Why I Left My Eight-Figure Salary To Go To Prison For Tax Fraud

It was time to stop dreaming, and start doing.

Photo by Vladimir Solomyani on Unsplash

By now you’re no doubt wondering to yourself: Why did this schlub give up his EIGHT-FIGURE salary (that’s right) just so he could go to prison for tax evasion?

The answer is quite simple: It was time to begin following my dreams and living my life to the fullest.

Sure, life with an EIGHT-FIGURE salary (read that one more time to let it sink in) is a real sweet peach at first. I drove a fancy car (four wheels, and counting) and could basically buy any kind of lizard that I wanted.

Prominent men and women doted on me at parties like I was a newborn ewe. I did so much cocaine with my lizards that my foyer began to look like the inside of a snow globe, but with considerably more lizards.

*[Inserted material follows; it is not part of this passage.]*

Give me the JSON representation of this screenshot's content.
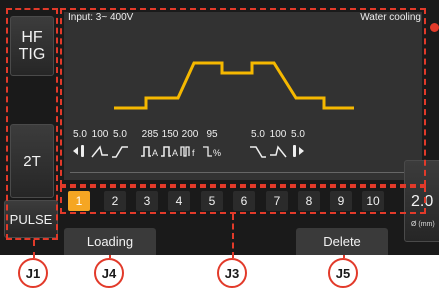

I had it all — or so I thought.

As I’m sure you’ve already sensed by now, it didn’t take long before it all began to seem frivolous to me. Life became a haze; the parties left me numb. Even the lizards all began to look the same to me.

Then, almost out of nowhere, I began to fantasize about giving up my EIGHT-FREAKIN-FIGURE salary and being escorted to a cell for falsifying information on my tax return in order to limit my amount of tax liability. But how?

“What the hell kind of an aspiration is that?” said my then-wife, Sheryl Crow, as she ate blue Jell-O off of Leonard Maltin’s bald spot during an afterparty in Reno. “You’re a damn fool.”

“You’ve never supported me,” I said.

“You should listen to your wife,” chimed in Leonard, his voice muffled by pillows.

“Shut up, whore!” Sheryl and I replied.

It seemed an impossible dream, this little aspiration of mine; a question without an answer.

Then, like puberty at age 19, it hit me.

I was standing naked on the roof of the Chrysler Building with Charles Koch, playing a game we’d invented called “Which one of these Zebra Cakes is laced with fentanyl?”, when I thought to myself: Why not give up my EIGHT-FIGURE salary (holy CRAP) and to go prison for tax fraud? Why not say “ta-ta” to my shell of a life, with its lizards and its four-wheeled motor vehicles and Leonard Maltins, in order to live in a tiny windowless room and eat grits?

It was like a weight was lifted off my shoulders. Suddenly, my life wasn’t in the rearview mirror anymore; it was right there in front of me.

My first step was to figure out what taxes were (it turns out it is more than just a rambunctious state in the south). Once I had that settled (thank you, Alexa), everything else just sort of fell into place.

Now, I couldn’t be happier. I am snug and content as a clam that is in prison for tax fraud.